According to the reports reaching us from our sources, the smartphone patent trial between Apple and Samsung which has been on for seven years now has as a final verdict made Apple a recipient of $539 million from Samsung as a compensation for injuries. The court made to verdict in San Jose, California in conclusion that Samsung had infringed on the design of Apple products and utility patents under which certain parts of the iPhone design such as round corners, rims on the front area of the device, and lastly on the now-iconic app grid layout of the iOS home screen.
In a statement to some of our sources, Apple stated thus:
“We believe deeply in the value of design, and our teams work tirelessly to create innovative products that delight our customers. This case has always been about more than money.”
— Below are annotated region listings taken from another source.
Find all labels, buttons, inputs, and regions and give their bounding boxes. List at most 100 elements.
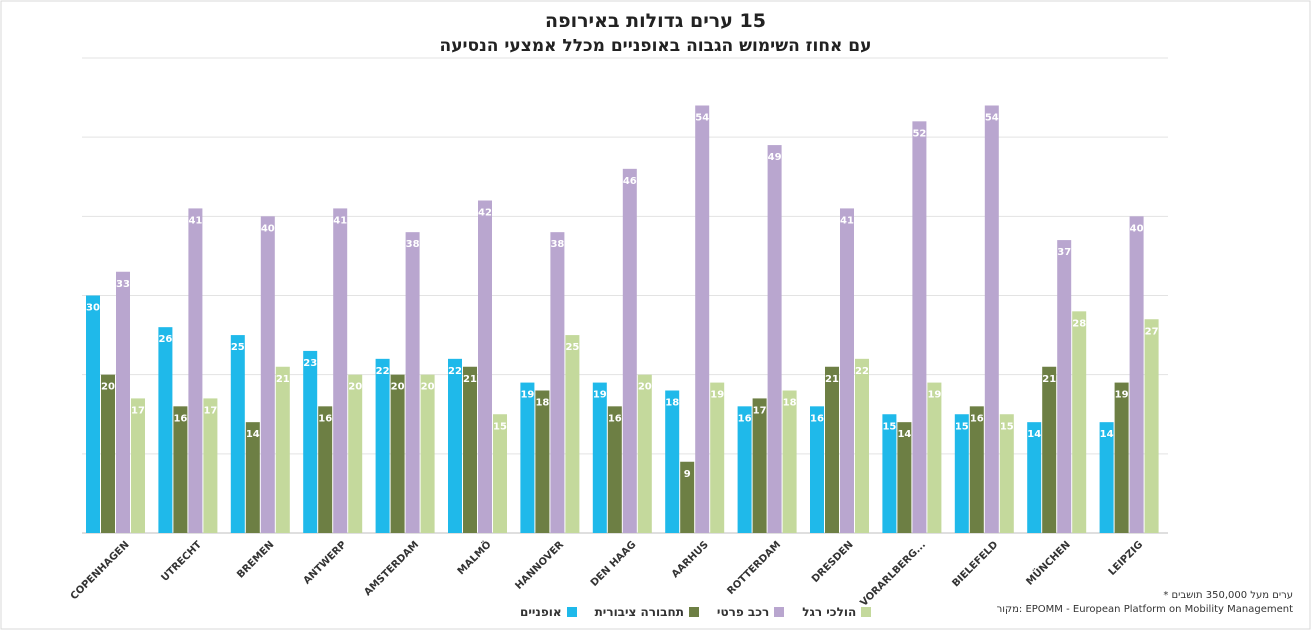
- bar: [333, 208, 347, 533]
- data-label: 22: [448, 366, 462, 377]
- legend-swatch: [774, 607, 784, 617]
- bar: [116, 272, 130, 533]
- data-label: 49: [768, 152, 782, 163]
- data-label: 16: [318, 413, 332, 424]
- data-label: 16: [173, 413, 187, 424]
- chart-title: 15 ערים גדולות באירופה: [0, 10, 1311, 32]
- bar: [231, 335, 245, 533]
- data-label: 16: [970, 413, 984, 424]
- bar: [391, 375, 405, 533]
- bar: [188, 208, 202, 533]
- data-label: 19: [927, 390, 941, 401]
- bar: [86, 296, 100, 534]
- data-label: 15: [882, 421, 896, 432]
- data-label: 16: [810, 413, 824, 424]
- bar: [348, 375, 362, 533]
- bar: [623, 169, 637, 533]
- bar: [463, 367, 477, 533]
- bar: [261, 216, 275, 533]
- bar: [695, 106, 709, 534]
- legend-item: רכב פרטי: [717, 604, 784, 620]
- bar: [421, 375, 435, 533]
- bar: [203, 398, 217, 533]
- bar: [593, 383, 607, 533]
- data-label: 22: [855, 366, 869, 377]
- bar: [173, 406, 187, 533]
- bar: [753, 398, 767, 533]
- bar: [783, 391, 797, 534]
- data-label: 52: [912, 128, 926, 139]
- bar: [318, 406, 332, 533]
- bar: [738, 406, 752, 533]
- data-label: 18: [783, 398, 797, 409]
- data-label: 15: [1000, 421, 1014, 432]
- data-label: 14: [246, 429, 260, 440]
- data-label: 38: [550, 239, 564, 250]
- data-label: 42: [478, 208, 492, 219]
- data-label: 16: [738, 413, 752, 424]
- data-label: 28: [1072, 318, 1086, 329]
- data-label: 37: [1057, 247, 1071, 258]
- data-label: 30: [86, 303, 100, 314]
- data-label: 25: [231, 342, 245, 353]
- data-label: 25: [565, 342, 579, 353]
- data-label: 26: [158, 334, 172, 345]
- bar: [101, 375, 115, 533]
- data-label: 17: [131, 405, 145, 416]
- bar: [768, 145, 782, 533]
- source-note: מקור: EPOMM - European Platform on Mobil…: [997, 603, 1293, 617]
- bar: [1057, 240, 1071, 533]
- data-label: 9: [684, 469, 691, 480]
- data-label: 46: [623, 176, 637, 187]
- legend-label: תחבורה ציבורית: [595, 605, 684, 619]
- data-label: 23: [303, 358, 317, 369]
- footnote: * ערים מעל 350,000 תושבים: [997, 589, 1293, 603]
- bar: [970, 406, 984, 533]
- chart-subtitle: עם אחוז השימוש הגבוה באופניים מכלל אמצעי…: [0, 36, 1311, 56]
- bar: [131, 398, 145, 533]
- data-label: 20: [391, 382, 405, 393]
- data-label: 20: [421, 382, 435, 393]
- data-label: 40: [261, 223, 275, 234]
- data-label: 19: [710, 390, 724, 401]
- bar: [158, 327, 172, 533]
- data-label: 41: [333, 215, 347, 226]
- bar: [825, 367, 839, 533]
- data-label: 21: [463, 374, 477, 385]
- data-label: 21: [1042, 374, 1056, 385]
- data-label: 14: [1027, 429, 1041, 440]
- legend-item: הולכי רגל: [802, 604, 871, 620]
- legend-swatch: [689, 607, 699, 617]
- bar: [276, 367, 290, 533]
- legend: אופניים תחבורה ציבורית רכב פרטי הולכי רגל: [520, 604, 871, 620]
- bar: [1145, 319, 1159, 533]
- bar: [1115, 383, 1129, 533]
- bar: [376, 359, 390, 533]
- bar: [810, 406, 824, 533]
- legend-item: אופניים: [520, 604, 577, 620]
- legend-label: רכב פרטי: [717, 605, 769, 619]
- notes: * ערים מעל 350,000 תושבים מקור: EPOMM - …: [997, 589, 1293, 617]
- bar: [550, 232, 564, 533]
- data-label: 19: [593, 390, 607, 401]
- legend-label: אופניים: [520, 605, 562, 619]
- data-label: 16: [608, 413, 622, 424]
- bar: [520, 383, 534, 533]
- data-label: 19: [520, 390, 534, 401]
- bar: [1042, 367, 1056, 533]
- data-label: 17: [203, 405, 217, 416]
- data-label: 38: [406, 239, 420, 250]
- data-label: 33: [116, 279, 130, 290]
- bar: [448, 359, 462, 533]
- bar: [985, 106, 999, 534]
- data-label: 27: [1145, 326, 1159, 337]
- data-label: 17: [753, 405, 767, 416]
- data-label: 40: [1130, 223, 1144, 234]
- bar: [840, 208, 854, 533]
- data-label: 21: [825, 374, 839, 385]
- data-label: 14: [897, 429, 911, 440]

As clarified by our sources, the jury was contemplating on the matter and was having a difficulty in making a decision as to if Samsung was owing Apple money based on sales of smartphones or just on parts that infringed on Apple’s patents.
This lawsuit has been on right from 2011, and a lot of appeals and verdicts have caused it to be one of the most complicated infringement trials concerning corporate patents since the inception of the technological industry. In 2011, when the case initially began, Apple demanded the sum $2.5 billion dollars. However, in an opening verdict in 2012, the amount was brought down to less than $1 billion in favour of Apple. In May 2015, an appeal court ruled out that Apple could not brandmark the look of the iPhone legally thus further reducing the amount Samsung was meant to pay to about $548 million and in December that same year Samsung paid that amount when both of the companies had an agreement to drop the lawsuit.
After that time, a sequence of appeals has kept litigations open through federal court California. One of the two final cases concerning the iOS slide-to-unlock patent awarded Apple with $120 million. It does seem that the lawsuit between both Apple and Samsung is approaching an end.